Ein Phänomen, das wir noch nie beobachtet haben, waren die Heidschwärme, die mancher Anfänger erleben musste. Und noch problematischer für Bienenkisten-Imker ist das Phänomen, dass in diesem Jahr viele junge Königinnen nicht begattet worden sind und Völker dadurch drohnenbrütig geworden sind. Beides kommt in der Praxis eigentlich nur selten vor. In diesem Jahr trat es gehäuft auf. Eine einfache Erklärung dafür habe ich nicht und schiebe es auf den ungewöhnlichen Jahreslauf.
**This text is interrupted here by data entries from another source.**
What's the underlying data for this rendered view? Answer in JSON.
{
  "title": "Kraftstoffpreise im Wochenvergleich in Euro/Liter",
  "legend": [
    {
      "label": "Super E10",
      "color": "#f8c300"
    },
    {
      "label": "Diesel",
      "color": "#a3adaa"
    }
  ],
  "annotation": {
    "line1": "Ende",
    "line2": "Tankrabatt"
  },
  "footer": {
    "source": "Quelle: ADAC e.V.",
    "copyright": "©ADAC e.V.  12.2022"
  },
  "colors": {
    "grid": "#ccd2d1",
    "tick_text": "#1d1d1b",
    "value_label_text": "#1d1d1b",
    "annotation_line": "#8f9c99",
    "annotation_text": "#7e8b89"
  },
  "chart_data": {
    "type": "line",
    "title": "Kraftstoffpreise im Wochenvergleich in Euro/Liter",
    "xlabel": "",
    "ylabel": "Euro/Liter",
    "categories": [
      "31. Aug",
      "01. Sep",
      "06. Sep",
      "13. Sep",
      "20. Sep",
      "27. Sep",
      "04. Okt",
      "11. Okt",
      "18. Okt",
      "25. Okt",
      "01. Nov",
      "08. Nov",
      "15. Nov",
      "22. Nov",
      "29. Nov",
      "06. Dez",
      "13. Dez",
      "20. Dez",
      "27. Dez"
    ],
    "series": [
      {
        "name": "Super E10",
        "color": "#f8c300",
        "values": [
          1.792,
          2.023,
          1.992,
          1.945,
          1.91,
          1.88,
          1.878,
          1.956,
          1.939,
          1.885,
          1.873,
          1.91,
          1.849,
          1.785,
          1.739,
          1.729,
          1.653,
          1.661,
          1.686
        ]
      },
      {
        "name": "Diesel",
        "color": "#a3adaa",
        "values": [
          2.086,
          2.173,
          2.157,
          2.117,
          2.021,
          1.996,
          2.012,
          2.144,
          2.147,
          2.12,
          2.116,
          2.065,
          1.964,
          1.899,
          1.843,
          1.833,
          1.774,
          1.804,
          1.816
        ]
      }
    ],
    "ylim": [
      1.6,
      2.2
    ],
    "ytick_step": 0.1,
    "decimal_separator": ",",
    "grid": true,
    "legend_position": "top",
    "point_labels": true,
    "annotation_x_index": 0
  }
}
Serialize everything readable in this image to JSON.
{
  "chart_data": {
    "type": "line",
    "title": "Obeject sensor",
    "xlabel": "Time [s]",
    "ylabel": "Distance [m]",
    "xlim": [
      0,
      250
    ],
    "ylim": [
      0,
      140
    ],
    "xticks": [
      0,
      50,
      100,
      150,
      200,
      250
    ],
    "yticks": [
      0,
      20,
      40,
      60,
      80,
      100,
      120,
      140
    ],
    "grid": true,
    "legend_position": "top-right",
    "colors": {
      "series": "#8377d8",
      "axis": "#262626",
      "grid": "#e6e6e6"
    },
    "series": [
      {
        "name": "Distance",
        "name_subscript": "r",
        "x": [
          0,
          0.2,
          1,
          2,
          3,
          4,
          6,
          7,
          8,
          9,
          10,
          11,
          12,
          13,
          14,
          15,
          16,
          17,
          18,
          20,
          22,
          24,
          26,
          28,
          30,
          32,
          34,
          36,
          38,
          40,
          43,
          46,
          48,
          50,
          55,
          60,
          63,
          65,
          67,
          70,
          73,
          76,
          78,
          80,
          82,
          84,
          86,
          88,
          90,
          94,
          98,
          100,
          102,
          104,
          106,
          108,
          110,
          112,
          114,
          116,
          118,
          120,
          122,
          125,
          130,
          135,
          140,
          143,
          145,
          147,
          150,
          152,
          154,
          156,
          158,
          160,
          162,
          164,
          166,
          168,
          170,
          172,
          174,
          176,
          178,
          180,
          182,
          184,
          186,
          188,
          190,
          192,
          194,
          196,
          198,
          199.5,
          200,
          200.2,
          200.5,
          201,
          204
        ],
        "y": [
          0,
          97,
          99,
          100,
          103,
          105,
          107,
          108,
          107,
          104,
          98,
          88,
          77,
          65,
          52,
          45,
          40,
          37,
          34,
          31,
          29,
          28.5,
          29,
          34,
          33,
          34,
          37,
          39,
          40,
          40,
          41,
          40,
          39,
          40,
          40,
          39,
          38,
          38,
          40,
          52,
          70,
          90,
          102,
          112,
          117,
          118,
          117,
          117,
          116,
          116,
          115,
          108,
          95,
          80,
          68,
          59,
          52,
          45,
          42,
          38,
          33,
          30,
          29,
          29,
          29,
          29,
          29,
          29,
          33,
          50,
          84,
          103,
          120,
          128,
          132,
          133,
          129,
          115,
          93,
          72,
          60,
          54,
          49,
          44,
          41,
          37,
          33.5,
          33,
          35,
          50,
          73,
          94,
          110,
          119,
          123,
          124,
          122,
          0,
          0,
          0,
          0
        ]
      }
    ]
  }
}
Auch die Varroabelastung gibt Anlass zur Sorge. Bieneninstitute haben bereits Warnungen herausgegeben und es gibt auch vermehrt Rückmeldungen von Bienenkisten-Imkern über einen starken Varroabefall. Auch hier gibt es teilweise keine plausiblen Erklärungen, weil Imker betroffen sind, die die Varroabehandlung vorbildlich durchgeführt und den Milbenbefall frühzeitig mit Varroaboden oder Puderzucker-Methode festgestellt haben.

Nicht entmutigen lassen!

Bauern kennen das: Es gibt Jahre, die sind schwierig: zu feucht, zu trocken, zu kalt oder alles zusammen :-( Wer in diesem Jahr mit der Bienenkiste begonnen hat und nach einem hoffnungsvollen Start plötzlich vor unerwarteten Problemen stand, kann sich vielleicht damit trösten, dass es in diesem Jahr für viele Imker schwierig war (egal ob Bienenkiste oder konventionell, ob Anfänger oder Profi).

Bleibt die Hoffnung, dass es einen guten Winter gibt und das nächste Jahr wieder besser den Bedürfnissen der Bienen entspricht!